Buscando o tricampeonato e com fortes chances de alcançá-lo, a Nove de Julho contou na avenida a história da empresa Sakata, que completou 100 anos de atividades.
Da comissão de frente até o carro abre-alas, a Nove de Julho fez referências ao Japão, terra onde surgiu a empresa homenageada.
A bateria vermelha e branca fez menção à África, onde a Sakata iniciou o cultivo de hortaliças e plantas ornamentais.

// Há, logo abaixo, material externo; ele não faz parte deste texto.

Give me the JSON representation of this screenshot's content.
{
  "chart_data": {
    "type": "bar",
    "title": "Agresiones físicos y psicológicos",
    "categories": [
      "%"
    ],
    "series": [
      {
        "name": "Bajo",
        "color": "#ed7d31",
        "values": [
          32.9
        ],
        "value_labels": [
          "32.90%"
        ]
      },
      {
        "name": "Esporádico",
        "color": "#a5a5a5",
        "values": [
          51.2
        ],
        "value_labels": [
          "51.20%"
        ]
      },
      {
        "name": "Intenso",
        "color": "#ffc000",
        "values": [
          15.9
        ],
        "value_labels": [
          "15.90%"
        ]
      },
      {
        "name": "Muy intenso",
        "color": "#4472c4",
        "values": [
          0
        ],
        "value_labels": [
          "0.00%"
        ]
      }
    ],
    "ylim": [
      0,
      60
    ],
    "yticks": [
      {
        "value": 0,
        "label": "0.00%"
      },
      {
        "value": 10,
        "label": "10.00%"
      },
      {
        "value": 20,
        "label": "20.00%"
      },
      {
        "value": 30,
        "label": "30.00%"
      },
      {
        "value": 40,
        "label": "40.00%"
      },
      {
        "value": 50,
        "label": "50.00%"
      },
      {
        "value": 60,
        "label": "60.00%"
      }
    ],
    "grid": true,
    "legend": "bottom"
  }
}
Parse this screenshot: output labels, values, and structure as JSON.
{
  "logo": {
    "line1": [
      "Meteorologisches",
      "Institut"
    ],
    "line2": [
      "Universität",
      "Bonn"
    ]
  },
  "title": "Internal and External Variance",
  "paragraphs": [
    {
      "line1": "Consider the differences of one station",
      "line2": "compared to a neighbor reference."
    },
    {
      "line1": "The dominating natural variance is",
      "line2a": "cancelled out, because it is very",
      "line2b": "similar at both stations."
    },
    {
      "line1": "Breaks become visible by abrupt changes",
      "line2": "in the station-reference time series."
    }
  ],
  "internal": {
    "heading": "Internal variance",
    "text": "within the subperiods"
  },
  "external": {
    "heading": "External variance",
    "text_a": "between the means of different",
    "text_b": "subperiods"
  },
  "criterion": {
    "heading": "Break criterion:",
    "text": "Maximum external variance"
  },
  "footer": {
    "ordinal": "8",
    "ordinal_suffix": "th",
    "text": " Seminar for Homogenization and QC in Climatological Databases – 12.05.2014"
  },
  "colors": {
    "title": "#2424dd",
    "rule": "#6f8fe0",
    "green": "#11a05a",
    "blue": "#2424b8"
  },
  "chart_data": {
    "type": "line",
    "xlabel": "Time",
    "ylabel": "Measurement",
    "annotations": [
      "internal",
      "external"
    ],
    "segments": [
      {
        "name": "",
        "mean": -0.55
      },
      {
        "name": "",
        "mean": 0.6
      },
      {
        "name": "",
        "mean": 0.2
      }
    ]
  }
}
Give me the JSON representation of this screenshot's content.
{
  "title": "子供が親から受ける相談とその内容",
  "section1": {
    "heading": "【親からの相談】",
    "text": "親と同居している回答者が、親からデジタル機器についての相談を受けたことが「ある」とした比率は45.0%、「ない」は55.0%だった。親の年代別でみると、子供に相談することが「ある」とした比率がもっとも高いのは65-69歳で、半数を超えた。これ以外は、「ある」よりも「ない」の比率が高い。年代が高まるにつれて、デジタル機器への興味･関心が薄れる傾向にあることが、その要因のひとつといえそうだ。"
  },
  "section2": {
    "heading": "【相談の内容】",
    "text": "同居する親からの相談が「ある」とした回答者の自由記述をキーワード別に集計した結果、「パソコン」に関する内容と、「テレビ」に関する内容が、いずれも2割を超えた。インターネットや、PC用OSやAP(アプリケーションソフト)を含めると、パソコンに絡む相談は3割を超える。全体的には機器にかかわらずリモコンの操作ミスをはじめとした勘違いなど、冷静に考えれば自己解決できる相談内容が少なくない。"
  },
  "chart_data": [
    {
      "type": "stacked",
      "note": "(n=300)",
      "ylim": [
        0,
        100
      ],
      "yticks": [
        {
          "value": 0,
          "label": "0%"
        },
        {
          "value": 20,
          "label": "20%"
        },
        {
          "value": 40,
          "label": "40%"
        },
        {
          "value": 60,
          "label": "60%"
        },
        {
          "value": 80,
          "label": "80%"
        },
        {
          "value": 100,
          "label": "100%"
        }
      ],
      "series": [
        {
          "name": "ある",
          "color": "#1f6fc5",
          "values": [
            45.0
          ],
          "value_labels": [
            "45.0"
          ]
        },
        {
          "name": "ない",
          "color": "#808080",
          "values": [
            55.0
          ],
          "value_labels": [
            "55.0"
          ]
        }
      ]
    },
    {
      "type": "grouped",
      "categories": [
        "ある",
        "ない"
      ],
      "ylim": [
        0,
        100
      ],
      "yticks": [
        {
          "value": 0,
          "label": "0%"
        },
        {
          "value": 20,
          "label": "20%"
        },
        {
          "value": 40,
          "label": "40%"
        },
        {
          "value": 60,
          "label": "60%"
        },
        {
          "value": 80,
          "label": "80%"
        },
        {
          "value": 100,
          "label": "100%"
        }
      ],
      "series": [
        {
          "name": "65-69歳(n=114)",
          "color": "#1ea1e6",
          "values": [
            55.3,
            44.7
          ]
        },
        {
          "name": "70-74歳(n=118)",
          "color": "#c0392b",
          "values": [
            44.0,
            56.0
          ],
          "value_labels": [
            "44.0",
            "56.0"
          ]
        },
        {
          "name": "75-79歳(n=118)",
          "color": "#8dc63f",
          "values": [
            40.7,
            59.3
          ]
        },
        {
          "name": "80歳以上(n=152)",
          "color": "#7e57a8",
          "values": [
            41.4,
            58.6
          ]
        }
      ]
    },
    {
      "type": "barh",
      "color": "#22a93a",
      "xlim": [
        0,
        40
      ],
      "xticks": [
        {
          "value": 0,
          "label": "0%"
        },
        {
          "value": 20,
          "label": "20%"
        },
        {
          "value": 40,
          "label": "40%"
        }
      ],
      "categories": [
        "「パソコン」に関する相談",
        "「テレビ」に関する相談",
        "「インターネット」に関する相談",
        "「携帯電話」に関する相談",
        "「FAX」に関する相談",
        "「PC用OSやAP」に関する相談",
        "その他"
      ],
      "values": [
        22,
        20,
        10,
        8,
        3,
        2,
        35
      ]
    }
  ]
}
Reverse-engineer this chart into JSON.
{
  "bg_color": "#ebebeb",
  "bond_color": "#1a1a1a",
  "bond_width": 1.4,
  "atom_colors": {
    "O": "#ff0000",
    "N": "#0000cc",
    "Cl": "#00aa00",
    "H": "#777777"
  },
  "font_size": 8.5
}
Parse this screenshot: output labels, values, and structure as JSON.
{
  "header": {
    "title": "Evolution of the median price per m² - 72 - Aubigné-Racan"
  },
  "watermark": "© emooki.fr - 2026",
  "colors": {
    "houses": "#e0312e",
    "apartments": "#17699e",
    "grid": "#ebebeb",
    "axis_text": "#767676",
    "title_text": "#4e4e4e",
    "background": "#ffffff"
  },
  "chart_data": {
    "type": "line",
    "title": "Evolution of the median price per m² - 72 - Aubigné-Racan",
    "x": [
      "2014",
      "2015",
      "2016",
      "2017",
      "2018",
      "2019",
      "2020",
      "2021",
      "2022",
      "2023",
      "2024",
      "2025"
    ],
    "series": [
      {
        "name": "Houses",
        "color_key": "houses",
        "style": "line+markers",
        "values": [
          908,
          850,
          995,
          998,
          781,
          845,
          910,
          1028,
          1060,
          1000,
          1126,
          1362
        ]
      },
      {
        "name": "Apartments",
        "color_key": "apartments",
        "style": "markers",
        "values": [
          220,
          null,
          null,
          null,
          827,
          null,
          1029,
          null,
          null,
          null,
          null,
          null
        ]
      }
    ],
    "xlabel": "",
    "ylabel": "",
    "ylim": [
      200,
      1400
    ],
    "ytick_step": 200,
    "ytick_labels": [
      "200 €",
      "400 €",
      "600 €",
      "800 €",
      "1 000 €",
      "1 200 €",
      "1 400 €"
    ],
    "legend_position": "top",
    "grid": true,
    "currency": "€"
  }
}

Outras alas lembraram a América, a Ásia e a Europa, locais por onde as atividades da empresa se espalharam ao longo desse centenário. Também foi feita referência ao uso da ciência na lavoura e à importância da preservação do sabor natural dos produtos.
A responsabilidade social foi demonstrada na avenida na oitava ala da Nove de Julho, que ainda mostrou o progresso e a fartura que a Sakata colheu nesses 100 anos de história.
Cerca de 500 componentes, nove alas e três carros, além dos casais de mestres-salas e porta-bandeiras, Nenê e Fia, Lucas e Graziele e Bruna e João Henrique, abrilhantaram o desfile da escola de samba que representa a região do Lago do Taboão.